Use this for a rendered preview of the current draft content:
https://sw-docs-dgx-station.nvidia.com/nemo/retriever/latest/extraction/overview/
Discussion, scope, and merge status live here in this PR.
Feedback welcome on either link.
Note that this is draft / staging quality, not a final production publication.
Scope
Documentation and CI for the NRL-focused site; it does not replace the full multi-package Sphinx/API doc pipeline for the whole repo.
What’s included
Build and automation
.github/workflows/nrl-docs-github-pages.yml — Builds and deploys the NRL docs to GitHub Pages (staging/nightly: push to main under docs/**, schedule, workflow_dispatch).

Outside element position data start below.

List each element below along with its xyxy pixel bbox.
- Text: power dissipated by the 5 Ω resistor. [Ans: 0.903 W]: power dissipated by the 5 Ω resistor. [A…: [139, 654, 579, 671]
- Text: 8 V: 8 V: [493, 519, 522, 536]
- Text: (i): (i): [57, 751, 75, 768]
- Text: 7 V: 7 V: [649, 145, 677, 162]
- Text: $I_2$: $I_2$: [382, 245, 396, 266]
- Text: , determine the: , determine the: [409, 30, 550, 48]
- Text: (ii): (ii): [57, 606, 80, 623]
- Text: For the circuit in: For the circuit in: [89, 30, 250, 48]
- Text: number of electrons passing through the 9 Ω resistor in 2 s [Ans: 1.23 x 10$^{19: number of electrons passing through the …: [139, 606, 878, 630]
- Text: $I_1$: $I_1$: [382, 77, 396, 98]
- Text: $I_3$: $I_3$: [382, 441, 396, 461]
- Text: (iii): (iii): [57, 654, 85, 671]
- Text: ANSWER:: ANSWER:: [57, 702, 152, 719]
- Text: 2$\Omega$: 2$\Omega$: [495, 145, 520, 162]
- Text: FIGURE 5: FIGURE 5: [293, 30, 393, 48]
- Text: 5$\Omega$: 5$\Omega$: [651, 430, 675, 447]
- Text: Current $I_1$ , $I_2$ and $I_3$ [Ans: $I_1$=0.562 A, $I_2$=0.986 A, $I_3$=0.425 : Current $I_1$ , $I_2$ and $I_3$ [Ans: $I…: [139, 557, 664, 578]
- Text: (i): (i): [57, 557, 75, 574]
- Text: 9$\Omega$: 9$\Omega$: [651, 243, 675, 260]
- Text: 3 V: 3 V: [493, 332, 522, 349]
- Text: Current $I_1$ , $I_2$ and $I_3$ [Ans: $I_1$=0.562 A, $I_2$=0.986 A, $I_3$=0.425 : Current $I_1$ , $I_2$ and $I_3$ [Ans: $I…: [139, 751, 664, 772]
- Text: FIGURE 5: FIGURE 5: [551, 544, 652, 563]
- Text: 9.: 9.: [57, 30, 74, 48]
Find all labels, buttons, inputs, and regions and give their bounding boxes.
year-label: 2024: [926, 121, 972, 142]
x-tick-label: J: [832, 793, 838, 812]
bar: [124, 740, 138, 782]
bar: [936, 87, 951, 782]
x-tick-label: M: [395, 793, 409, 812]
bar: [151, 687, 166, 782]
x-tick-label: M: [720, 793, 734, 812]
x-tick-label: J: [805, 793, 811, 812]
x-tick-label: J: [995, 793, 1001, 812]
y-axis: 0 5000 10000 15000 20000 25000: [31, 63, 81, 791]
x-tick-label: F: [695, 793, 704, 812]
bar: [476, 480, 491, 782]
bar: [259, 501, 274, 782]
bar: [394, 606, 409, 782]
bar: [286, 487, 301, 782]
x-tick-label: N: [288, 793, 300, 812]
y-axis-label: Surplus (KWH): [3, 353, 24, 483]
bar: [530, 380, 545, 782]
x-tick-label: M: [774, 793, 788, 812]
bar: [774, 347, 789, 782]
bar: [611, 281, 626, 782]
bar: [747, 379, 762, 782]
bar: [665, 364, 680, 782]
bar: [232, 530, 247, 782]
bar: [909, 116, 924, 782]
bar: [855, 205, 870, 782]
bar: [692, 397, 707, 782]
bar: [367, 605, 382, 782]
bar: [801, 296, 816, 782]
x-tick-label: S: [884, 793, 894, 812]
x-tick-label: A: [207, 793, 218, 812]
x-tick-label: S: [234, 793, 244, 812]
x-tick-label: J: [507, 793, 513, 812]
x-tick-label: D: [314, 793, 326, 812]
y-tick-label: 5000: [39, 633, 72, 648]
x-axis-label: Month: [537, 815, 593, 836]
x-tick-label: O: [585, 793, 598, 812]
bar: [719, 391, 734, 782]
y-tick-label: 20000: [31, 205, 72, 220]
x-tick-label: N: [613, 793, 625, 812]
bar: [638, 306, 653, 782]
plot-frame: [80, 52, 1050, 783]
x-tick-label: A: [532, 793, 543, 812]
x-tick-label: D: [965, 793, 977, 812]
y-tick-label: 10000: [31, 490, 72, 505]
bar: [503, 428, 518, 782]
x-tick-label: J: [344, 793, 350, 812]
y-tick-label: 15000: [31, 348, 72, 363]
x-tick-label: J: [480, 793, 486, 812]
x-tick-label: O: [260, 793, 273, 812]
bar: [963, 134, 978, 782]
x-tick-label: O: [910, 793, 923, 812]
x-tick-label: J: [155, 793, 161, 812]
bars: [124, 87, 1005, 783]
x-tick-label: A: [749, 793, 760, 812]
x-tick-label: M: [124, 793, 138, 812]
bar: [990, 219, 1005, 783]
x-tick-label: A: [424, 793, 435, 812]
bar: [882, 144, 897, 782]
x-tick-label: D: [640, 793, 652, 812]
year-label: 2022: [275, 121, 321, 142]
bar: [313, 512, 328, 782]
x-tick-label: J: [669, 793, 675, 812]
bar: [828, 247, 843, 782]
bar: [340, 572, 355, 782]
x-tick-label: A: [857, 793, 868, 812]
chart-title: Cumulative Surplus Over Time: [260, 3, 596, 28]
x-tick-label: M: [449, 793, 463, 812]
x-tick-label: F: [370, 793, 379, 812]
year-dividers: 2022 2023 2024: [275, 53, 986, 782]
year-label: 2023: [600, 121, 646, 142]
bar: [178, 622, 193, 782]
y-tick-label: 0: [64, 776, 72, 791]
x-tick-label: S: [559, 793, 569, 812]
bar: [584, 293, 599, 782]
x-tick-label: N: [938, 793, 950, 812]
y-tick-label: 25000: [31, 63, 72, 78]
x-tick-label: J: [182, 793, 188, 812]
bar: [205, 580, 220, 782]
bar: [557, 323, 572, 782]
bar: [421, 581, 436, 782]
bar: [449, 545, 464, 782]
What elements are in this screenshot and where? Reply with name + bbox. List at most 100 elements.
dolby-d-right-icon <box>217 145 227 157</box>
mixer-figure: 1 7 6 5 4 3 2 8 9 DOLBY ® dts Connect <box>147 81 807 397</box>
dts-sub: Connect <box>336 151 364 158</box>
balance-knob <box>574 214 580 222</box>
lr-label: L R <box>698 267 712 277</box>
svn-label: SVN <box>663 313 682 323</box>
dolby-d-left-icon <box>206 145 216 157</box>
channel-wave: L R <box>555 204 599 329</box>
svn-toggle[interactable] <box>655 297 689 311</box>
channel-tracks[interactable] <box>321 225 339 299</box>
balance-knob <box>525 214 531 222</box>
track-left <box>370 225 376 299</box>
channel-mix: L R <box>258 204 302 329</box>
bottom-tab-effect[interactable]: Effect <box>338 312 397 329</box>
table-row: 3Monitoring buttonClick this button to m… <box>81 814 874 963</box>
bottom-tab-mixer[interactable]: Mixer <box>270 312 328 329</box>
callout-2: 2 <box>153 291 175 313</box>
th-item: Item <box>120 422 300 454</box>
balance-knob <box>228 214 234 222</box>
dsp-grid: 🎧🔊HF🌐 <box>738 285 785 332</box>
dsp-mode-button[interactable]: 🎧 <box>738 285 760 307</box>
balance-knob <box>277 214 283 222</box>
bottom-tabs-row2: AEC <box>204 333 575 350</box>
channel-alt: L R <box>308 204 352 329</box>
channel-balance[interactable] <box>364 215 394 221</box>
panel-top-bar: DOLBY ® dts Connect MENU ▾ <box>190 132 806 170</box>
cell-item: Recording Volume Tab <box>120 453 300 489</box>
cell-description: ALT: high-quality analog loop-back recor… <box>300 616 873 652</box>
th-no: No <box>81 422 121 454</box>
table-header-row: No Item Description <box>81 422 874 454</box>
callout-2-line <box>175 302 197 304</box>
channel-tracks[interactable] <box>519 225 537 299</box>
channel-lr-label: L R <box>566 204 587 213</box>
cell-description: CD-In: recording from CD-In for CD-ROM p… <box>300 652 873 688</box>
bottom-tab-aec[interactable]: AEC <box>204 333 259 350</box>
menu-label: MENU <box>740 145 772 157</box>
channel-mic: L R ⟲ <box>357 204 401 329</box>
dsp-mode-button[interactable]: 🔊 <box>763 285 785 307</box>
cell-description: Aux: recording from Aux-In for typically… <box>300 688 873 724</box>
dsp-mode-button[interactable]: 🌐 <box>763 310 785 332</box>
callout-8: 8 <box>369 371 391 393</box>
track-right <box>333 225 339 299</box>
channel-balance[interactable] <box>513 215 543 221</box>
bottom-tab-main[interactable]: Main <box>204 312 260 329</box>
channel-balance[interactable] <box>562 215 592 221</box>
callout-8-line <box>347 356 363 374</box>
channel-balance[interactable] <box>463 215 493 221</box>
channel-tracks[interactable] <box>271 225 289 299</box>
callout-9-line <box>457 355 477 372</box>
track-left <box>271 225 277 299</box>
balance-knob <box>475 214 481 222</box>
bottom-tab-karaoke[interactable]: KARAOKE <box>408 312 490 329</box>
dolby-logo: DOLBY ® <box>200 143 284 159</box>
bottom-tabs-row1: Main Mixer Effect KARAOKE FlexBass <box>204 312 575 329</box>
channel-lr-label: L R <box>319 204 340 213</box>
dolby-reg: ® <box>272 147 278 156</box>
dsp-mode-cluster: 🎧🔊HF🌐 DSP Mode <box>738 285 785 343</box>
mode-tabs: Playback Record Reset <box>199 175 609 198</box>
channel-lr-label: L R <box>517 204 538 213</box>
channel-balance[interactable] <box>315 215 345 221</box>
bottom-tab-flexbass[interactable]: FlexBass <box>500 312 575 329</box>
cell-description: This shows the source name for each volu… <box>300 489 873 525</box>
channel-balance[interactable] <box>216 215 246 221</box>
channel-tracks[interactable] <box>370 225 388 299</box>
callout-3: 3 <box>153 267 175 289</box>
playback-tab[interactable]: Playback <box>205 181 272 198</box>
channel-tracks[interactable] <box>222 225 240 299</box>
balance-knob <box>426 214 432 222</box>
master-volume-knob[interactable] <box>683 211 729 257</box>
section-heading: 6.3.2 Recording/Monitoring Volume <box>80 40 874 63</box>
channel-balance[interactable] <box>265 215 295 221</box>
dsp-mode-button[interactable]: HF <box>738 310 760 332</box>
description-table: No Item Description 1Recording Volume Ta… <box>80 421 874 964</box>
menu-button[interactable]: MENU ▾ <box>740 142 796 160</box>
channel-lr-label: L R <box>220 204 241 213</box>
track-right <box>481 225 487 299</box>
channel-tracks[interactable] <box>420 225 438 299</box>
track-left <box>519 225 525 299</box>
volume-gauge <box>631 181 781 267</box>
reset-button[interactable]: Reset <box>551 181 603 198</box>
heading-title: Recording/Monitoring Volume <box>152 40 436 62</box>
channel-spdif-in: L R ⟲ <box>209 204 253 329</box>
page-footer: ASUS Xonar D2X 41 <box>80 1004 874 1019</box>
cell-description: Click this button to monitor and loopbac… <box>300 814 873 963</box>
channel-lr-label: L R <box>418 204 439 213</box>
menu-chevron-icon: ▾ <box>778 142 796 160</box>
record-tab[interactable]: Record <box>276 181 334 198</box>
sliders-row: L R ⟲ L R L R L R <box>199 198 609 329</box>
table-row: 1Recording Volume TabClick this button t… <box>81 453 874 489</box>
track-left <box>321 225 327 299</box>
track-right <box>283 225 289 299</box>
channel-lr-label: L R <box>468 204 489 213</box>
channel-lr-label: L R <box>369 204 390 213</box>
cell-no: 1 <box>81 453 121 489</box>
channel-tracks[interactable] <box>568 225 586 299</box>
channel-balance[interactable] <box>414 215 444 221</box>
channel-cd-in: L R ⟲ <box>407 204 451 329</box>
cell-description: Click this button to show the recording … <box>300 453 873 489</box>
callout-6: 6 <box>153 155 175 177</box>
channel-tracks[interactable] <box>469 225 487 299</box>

docs/mkdocs.nrl-github-pages.yml — MkDocs config for the NRL-only site (Material theme, staging overrides, exclude_docs for pages outside this build).
docs/overrides-nrl-staging/main.html — Staging theme override.
docs/scripts/print_nrl_mkdocs_nav.py — Prints the nav tree from the NRL MkDocs config for review.
docs/scripts/scan_non_nrl_doc_references.py — Optional scan for legacy naming (informational).
Information architecture and content
Nav (13 sections) — Introduction → Get started → Choose deployment → Core workflows → Multimodal extraction → Embedding/indexing → Retrieval → Deployment → Customize → Integrations → Evaluation → Reference → Support; plus additional resources.
New hub / topic pages (examples): how to use this documentation, hosted vs self-hosted NIMs, workflows (query/rerank, agentic, video OCR), semantic/hybrid retrieval, reranking, production checklist, multimodal extraction stubs, embedding NIMs, vector DB partners, published metrics, and related links.
Supporting updates to existing pages (choose-your-path, getting-started-about, key-features, concepts, integrations, resources, small fixes across FAQ, data-store, audio, etc.).